Ended annual and lifetime limits. Because of the ACA, insurers can no longer put annual or lifetime limits on the care you receive, which is critical for children with complex medical needs. According to First Focus, without these protections, “children with cancer and other pediatric conditions, or babies that were born prematurely and spent the first weeks or months of their lives in the neonatal intensive care unit, could exhaust their annual and lifetime limits in a short time.” 

Improvements To CHIP & Medicaid Coverage. The ACA improved children’s coverage by increasing the federal matching rate for the Children’s Health Insurance Program (CHIP) and standardizing–and in many states, expanding–Medicaid eligibility for children. The ACA also ensures that states provide Medicaid coverage to children in foster care up to age 26. 

Contraception Use Covered Under The ACA Has Led To A Sharp Decrease In Unintended Pregnancies. Among young adults, the contraception mandate under the ACA has led to increased use of contraception, increased use of more effective contraceptives, and decreased risk of unintended pregnancy. The racial disparity between Black and white women using contraceptives has also reduced by an incredible 70.5 percent when analyzing contraceptive use pre- and post-passage of the ACA. 

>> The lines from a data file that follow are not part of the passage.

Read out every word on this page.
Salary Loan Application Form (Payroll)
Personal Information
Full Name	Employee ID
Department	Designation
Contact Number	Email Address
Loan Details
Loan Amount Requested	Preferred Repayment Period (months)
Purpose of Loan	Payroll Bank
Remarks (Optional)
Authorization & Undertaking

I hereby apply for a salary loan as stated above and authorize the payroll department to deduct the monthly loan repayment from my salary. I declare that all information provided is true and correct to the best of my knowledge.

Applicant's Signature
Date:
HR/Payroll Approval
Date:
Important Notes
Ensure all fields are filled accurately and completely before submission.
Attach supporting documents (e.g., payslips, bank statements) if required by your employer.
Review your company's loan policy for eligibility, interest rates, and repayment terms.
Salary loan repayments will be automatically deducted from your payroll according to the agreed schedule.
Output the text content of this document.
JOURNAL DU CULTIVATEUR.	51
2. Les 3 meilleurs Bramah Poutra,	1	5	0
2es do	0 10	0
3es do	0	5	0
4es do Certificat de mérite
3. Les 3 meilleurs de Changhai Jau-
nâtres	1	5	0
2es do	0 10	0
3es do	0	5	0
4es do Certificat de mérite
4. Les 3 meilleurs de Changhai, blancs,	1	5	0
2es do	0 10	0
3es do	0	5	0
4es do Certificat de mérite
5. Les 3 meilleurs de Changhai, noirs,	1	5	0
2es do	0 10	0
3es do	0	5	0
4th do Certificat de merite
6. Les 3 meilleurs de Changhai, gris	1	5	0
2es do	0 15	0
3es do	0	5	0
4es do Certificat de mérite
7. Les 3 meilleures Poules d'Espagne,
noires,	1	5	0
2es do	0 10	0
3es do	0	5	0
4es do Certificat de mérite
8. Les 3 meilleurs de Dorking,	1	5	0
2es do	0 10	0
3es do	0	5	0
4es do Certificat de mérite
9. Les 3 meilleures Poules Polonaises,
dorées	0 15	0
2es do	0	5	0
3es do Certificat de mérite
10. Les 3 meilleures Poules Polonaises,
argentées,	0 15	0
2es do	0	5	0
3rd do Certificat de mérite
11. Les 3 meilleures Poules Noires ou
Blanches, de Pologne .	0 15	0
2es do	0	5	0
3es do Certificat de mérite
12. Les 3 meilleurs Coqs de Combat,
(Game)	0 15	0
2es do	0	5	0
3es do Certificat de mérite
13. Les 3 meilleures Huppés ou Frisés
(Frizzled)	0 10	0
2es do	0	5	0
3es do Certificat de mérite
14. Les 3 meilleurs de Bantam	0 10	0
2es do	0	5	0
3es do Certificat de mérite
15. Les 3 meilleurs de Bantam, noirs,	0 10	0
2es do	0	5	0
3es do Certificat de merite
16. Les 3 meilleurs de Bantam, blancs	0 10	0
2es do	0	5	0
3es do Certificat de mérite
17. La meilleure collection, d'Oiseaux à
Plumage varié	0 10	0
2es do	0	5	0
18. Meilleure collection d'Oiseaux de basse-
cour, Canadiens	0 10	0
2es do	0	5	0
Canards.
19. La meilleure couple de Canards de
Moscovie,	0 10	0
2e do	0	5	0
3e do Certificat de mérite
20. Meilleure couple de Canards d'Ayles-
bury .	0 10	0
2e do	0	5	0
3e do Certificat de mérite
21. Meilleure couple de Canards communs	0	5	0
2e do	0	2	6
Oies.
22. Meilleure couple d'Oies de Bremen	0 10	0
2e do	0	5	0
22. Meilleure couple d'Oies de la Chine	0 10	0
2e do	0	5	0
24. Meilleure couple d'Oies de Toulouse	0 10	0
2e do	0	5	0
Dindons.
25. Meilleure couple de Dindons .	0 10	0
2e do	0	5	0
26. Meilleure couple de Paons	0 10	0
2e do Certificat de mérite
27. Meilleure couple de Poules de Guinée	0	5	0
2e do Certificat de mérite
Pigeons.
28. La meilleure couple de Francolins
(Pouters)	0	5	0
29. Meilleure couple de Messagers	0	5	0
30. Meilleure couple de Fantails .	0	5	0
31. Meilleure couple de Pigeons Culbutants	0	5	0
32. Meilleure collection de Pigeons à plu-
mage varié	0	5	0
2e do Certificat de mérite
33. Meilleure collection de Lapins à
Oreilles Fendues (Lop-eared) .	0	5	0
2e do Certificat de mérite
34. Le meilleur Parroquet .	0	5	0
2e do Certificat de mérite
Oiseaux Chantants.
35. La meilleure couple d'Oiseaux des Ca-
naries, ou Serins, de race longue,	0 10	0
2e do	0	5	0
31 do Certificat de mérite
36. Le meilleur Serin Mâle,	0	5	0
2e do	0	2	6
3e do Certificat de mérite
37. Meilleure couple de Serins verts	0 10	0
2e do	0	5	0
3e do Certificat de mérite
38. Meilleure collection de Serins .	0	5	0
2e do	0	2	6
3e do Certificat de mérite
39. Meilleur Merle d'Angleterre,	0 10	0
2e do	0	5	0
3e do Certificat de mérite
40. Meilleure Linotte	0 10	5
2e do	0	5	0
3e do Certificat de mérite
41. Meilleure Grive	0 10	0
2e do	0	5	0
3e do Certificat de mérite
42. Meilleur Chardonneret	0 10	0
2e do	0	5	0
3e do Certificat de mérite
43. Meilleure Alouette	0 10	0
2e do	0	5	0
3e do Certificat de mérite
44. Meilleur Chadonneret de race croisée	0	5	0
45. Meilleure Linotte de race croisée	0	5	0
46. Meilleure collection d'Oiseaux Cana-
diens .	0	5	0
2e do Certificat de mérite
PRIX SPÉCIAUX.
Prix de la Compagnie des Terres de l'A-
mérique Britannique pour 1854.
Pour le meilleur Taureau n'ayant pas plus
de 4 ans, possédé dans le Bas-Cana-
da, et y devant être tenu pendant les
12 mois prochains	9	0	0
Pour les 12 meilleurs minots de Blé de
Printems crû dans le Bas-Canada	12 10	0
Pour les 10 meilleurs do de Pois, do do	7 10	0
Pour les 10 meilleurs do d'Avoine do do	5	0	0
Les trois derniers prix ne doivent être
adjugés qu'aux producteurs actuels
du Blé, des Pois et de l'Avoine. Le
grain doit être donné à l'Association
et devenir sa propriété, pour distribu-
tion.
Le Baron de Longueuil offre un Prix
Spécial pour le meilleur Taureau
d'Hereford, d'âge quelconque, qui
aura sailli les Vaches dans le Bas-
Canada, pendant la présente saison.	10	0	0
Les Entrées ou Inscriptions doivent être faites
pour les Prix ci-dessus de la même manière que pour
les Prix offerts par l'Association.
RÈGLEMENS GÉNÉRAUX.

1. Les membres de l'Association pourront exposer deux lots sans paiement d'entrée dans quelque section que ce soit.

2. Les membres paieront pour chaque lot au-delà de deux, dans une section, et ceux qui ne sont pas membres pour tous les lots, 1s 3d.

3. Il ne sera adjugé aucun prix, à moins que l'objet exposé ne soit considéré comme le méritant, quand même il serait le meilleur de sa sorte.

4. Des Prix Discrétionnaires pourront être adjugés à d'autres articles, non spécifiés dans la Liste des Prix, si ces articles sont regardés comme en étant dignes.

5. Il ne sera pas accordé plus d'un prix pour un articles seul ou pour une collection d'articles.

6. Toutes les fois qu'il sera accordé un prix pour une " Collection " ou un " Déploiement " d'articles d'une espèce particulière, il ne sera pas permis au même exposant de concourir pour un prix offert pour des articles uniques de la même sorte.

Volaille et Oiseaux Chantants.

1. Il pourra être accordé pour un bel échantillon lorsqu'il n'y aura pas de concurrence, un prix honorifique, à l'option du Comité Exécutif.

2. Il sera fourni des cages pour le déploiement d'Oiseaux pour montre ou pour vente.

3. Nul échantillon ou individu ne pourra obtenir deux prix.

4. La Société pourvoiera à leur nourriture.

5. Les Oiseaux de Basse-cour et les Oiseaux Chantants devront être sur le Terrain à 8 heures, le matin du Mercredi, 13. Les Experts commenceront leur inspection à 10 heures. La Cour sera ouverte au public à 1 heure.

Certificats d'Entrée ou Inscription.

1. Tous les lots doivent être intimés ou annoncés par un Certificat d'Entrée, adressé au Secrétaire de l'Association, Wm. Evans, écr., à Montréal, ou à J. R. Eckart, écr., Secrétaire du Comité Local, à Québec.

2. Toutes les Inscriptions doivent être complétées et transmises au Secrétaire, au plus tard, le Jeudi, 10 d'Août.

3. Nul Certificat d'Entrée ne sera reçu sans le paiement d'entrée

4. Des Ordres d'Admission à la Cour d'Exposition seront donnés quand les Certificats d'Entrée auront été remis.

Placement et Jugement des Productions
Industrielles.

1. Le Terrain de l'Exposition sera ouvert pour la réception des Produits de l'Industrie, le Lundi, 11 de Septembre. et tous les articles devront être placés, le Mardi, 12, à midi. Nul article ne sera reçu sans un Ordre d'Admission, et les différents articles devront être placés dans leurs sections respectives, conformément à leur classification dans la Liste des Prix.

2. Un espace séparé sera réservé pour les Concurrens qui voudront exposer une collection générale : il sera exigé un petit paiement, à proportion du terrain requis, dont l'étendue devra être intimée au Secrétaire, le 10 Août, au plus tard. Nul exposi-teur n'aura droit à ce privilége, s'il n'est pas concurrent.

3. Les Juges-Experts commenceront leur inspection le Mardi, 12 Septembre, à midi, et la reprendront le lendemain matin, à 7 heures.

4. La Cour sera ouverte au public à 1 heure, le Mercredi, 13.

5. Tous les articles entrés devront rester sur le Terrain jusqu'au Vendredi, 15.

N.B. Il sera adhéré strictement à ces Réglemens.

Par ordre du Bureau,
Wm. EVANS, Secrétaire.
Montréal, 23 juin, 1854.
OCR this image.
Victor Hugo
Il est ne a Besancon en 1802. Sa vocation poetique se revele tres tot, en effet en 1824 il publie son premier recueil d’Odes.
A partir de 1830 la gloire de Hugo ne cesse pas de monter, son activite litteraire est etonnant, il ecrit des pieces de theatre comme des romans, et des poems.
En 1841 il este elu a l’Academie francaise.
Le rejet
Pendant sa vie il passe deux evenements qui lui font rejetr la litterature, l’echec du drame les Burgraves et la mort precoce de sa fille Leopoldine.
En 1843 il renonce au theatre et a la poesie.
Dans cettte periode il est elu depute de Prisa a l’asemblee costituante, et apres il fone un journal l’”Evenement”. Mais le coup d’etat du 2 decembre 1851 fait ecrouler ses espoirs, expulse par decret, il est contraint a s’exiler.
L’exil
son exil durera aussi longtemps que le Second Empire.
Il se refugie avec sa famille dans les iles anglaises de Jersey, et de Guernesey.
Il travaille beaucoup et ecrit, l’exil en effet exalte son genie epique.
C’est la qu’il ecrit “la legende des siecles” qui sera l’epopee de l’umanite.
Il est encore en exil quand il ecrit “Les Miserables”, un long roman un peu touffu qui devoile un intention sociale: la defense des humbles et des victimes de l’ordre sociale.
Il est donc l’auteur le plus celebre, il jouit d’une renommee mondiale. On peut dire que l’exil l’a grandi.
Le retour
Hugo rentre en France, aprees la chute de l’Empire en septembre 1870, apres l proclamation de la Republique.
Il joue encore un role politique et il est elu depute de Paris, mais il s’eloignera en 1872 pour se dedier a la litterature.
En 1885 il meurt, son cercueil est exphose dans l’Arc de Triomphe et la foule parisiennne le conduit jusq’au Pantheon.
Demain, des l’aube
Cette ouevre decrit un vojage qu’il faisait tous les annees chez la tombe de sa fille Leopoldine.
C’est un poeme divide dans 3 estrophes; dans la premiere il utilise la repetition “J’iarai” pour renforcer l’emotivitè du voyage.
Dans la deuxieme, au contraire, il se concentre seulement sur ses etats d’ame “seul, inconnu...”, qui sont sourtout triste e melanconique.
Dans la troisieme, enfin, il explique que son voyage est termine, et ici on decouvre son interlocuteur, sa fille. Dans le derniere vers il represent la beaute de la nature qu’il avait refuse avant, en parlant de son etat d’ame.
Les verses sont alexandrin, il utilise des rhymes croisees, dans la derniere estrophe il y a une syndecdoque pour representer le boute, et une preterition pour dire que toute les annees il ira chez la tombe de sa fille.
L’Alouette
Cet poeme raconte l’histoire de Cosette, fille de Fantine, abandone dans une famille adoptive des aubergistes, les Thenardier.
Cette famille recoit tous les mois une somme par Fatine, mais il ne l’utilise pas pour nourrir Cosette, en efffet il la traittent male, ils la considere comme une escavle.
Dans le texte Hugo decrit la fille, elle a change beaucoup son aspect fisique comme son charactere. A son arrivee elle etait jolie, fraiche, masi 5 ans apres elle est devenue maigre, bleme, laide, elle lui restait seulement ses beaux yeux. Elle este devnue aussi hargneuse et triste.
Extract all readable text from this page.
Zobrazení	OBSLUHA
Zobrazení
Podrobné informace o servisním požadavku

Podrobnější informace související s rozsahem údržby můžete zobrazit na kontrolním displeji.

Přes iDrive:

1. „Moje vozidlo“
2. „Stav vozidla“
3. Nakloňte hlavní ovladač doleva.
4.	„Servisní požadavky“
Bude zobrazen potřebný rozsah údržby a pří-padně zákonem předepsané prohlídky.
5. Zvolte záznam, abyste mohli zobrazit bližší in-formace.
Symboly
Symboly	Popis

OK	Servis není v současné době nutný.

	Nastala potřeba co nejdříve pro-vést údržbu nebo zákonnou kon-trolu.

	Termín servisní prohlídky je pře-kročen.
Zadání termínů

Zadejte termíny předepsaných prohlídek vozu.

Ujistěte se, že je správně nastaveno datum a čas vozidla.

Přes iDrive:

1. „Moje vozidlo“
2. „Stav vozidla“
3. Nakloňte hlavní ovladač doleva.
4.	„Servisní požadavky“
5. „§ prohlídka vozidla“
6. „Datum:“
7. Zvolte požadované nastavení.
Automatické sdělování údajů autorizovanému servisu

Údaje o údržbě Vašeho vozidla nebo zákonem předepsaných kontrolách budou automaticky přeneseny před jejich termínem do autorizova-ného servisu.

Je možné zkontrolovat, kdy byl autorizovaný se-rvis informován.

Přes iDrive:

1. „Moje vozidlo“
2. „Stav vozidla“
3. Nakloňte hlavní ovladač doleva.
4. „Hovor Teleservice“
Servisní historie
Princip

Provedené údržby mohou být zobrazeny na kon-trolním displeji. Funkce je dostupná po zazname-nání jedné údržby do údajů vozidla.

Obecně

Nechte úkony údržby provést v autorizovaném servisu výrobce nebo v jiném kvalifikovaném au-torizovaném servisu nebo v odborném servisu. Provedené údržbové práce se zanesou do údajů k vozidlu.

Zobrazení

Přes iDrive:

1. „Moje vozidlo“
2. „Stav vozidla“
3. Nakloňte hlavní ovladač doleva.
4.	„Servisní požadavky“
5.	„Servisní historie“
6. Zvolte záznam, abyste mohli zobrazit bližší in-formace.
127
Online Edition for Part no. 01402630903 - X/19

Mental Health And Substance Abuse Treatment Are More Accessible Than Ever. Over 62 million Americans gained expanded benefits for mental health and substance use disorder because of the ACA. With over one-third of young Americans aged 18-25 living with mental illness, this coverage has been life-changing for many. Additionally, the ACA provided increased access to services for the 5.1 million young adults living with substance use disorder. Particularly, the ACA’s Medicaid expansion has played a direct role in reducing opioid-related mortality by 3.6 percent by expanding access to services for rural Americans, racial and ethnic minorities, and impoverished communities most affected by the opioid epidemic.